Methods: The following cognitive domains were tested: premorbid IQ; general intellectual functioning; verbal and nonverbal memory; semantic memory; visual perceptual function; attention, speed of information processing, and working memory (PASAT-3); frontal lobe function (frontal assessement battery, FAB). Neuropsychiatric symptoms were assessed using the Hamilton Depression Scale and the Neuropsychiatric Inventory Questionnaire. Linear mixed models were used to examine how cognitive and neuropsychiatric scores changed between baseline, 12 and 24 months and to evaluate the difference in score between the placebo and simvastatin group at 12 and 24 months.
Results: Baseline assessment revealed that nearly half of patients showed impairment on frontal lobe function (45%) and on the PASAT-3 (46%). There were also significant numbers of patients (up to 33%) with impairment on tests of verbal and nonverbal memory. Over the entire trial, the cohort as a whole declined on tests of verbal and non-verbal memory. At 24 months, there was a significant difference in FAB scores between the two treatment groups, with a 0.24 point increase in the mean FAB score observed in the simvastatin-treated group, compared with a decline of 0.92 points in the placebo group: a difference of 1.08 ( 95% CI 0.09 to 2.14). No significant treatment effect was observed on any other cognitive or neuropsychiatric measures.

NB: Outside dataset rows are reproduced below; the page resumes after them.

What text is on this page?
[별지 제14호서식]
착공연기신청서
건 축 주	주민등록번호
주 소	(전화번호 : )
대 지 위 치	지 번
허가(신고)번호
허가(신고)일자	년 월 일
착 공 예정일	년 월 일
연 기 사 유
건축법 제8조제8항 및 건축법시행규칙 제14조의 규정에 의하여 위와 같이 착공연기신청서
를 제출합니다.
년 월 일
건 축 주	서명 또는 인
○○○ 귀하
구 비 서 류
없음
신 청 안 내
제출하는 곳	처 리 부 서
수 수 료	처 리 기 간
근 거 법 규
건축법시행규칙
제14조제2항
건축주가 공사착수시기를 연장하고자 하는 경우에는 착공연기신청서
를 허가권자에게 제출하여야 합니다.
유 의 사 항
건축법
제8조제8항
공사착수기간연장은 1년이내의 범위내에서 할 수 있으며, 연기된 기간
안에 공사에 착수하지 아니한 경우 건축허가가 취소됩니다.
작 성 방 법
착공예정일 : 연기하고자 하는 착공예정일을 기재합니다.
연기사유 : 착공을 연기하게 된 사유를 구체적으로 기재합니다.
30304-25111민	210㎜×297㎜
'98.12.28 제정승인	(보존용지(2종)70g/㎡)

Conclusion: This represents the largest SPMS published cohort to have been studied with longitudinal cognitive and neuropsychiatric assessments. Frequent cognitive impairment was observed at study entry, with decline at 24 months observed primarily in episodic memory. Although results must be interpreted carefully because of the many variables examined, we found that high dose simvastatin significantly improves frontal lobe function, adding to our previous observation of a positive treatment effect on brain atrophy rates. These results highlight the importance of including detailed cognitive outcome measures within progressive MS therapeutic trials.
Ruano et al. Age and disability drive cognitive impairment in multiple sclerosis across disease subtypes. Mult Scler. 2016 Oct 13. pii: 1352458516674367. [Epub ahead of print]
BACKGROUND: There is limited and inconsistent information on the clinical determinants of cognitive impairment (CI) in multiple sclerosis (MS).
OBJECTIVE: The aim of this study was to compare the prevalence and profile of CI across MS disease subtypes and assess its clinical determinants.
METHODS: Cognitive performance was assessed through the Brief Repeatable Battery and the Stroop test in consecutive patients with MS referred to six Italian centers. CI was defined as impairment in ⩾ 2 cognitive domains.
RESULTS: A total of 1040 patients were included, 167 with clinically isolated syndrome (CIS), 759 with relapsing remitting (RR), 74 with secondary progressive (SP), and 40 with primary progressive (PP) disease course. The overall prevalence of CI was 46.3%; 34.5% in CIS, 44.5% in RR, 79.4% in SP, and 91.3% in PP. The severity of impairment and the number of involved domains were significantly higher in SP and primary progressive multiple sclerosis (PPMS) than in CIS and RR. In multivariable logistic regression analysis, the presence of CI was significantly associated with higher Expanded Disability Status Scale (EDSS) and older age.
CONCLUSION: CI is present in all MS subtypes since the clinical onset and its frequency is increased in the progressive forms, but these differences seem to be more associated with patient age and physical disability than to disease subtype per se.